Hardcore Adele fans may wonder why I’ve gotten this far without discussing the most essential thing about it: the tunes on the album. Would it kill us critics to say, simply, that the sales of 25 are a reward for Adele’s all-around high standards and unerring musical quality? Haven’t 3.4 million Americans voted with their dollars for a collection of songs from an artist they find reliably tasteful, whose voice they find awe-inspiring? They heard “Hello,” with that big-lunged, Adele-to-the-max chorus, and they pulled out their credit cards immediately.
Fair enough, but sales in the millions do not automatically vouch for an album’s quality. (Cracked Rear View, anyone? Human Clay?) As someone who generally loved 21, I do agree that Adele earned instant-purchase status from a large chunk of her loyal fanbase. But again, to reiterate my AC/DC Rule, that is a reflection of our feelings about the last album, not this one. As for 25, despite the requisite five-star review from Rolling Stone, the new disc has mostly received respectful, measured, not over-the-moon notices from critics. Not that critics matter much in a situation like this (they were only modestly positive about No Strings Attached, too). It’s now the public’s turn to evaluate 25—not just buying it but living with it for the next year. What critics and fans all agree about 25 is it’s a stately, smoldering, torch-song-heavy record. There’s no “Rolling in the Deep”–style banger on the album, nor are the album’s small handful of change-up tracks (“Send My Love,” “I Miss You”) terribly divergent from median Adele. In short, the first wave of 25 buyers were all about 21; the next wave will be more exposed to the new album, and they’ll need to be sold on the merits of its most insinuating songs.
Presented with all of the above theories, we have to conclude that Adele’s all-time sales week reflects many, many factors—maybe 3.4 million of them. Ignore anything you read this week that claims there’s one key element that singlehandedly explains the magnitude of her achievement.
Weirdly, I keep coming back to ’N Sync and that goofy 15-year-old album we will mostly forget about now that it’s a permanent runner-up. No Strings Attached is pretty easy to forget: a just-better-than-average teenpop album with nothing on it as classic as “I Want It That Way” or “…Baby One More Time”; its opening week was inflated by dot-com-era CD sales and millennial boy-band mania; its audience centered around a tight cohort of frenzied tweens and adolescents. Even if you regard Adele as “music for adults” the way ’N Sync was “music for kids,” 21 does inarguably have broader appeal. And 25 probably needed that bigger fanbase to beat ’N Sync in an era of vastly diminished music sales.
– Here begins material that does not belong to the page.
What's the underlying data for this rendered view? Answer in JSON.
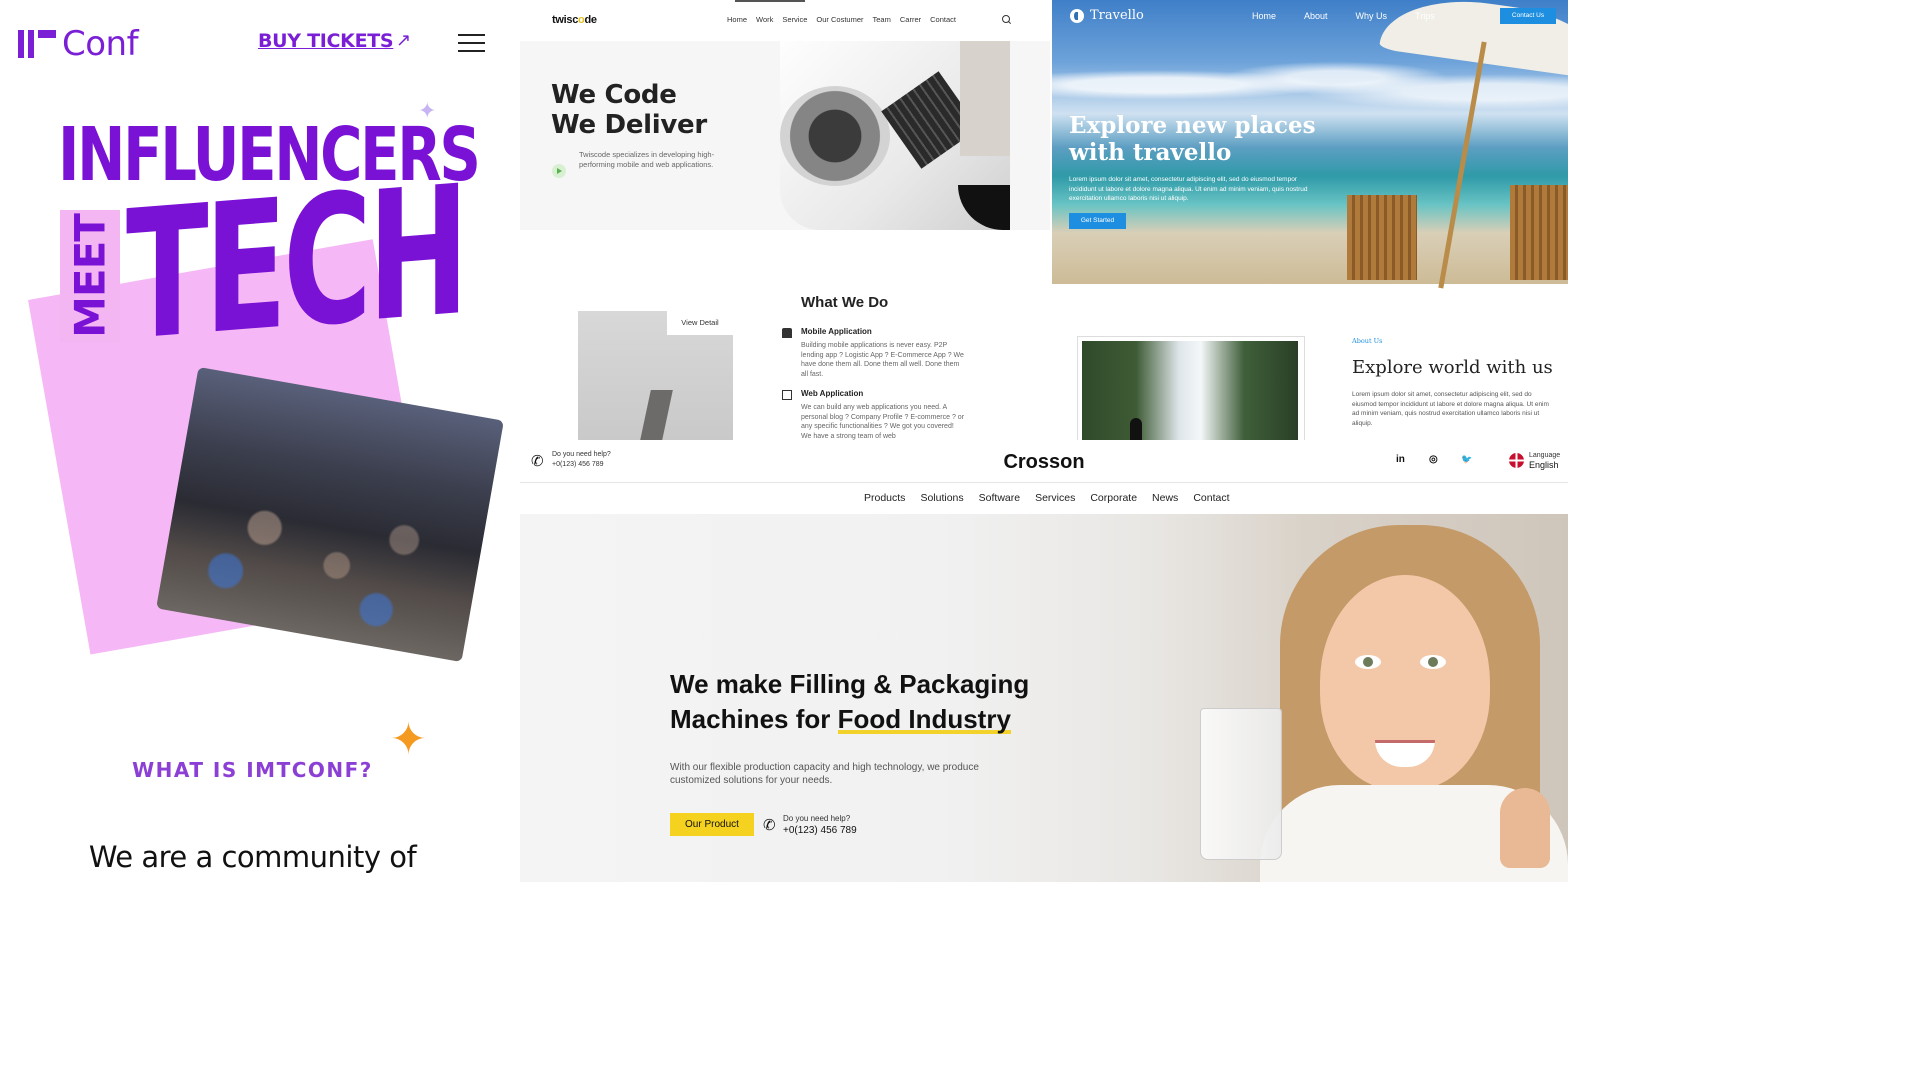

But what unifies Adele and ’N Sync are the compelling meta-stories that each told their audience. Once-a-generation album events like No Strings Attached and 25 are, by their nature, bespoke and unrepeatable: No artist goes into pop music hoping for a corrupt manager or throat problems. But record-breaking musical phenomena are about a narrative that’s larger than the music itself. The public feels invested in an artist when they have a rooting interest in them, whether they’re rooting against a competing boy band or a predatory music system, or rooting for a once-wronged woman who’s having the last laugh. Maybe you are worshipful of Adele, or maybe a little bored with her—either way, hers is a conversation everybody wants to join.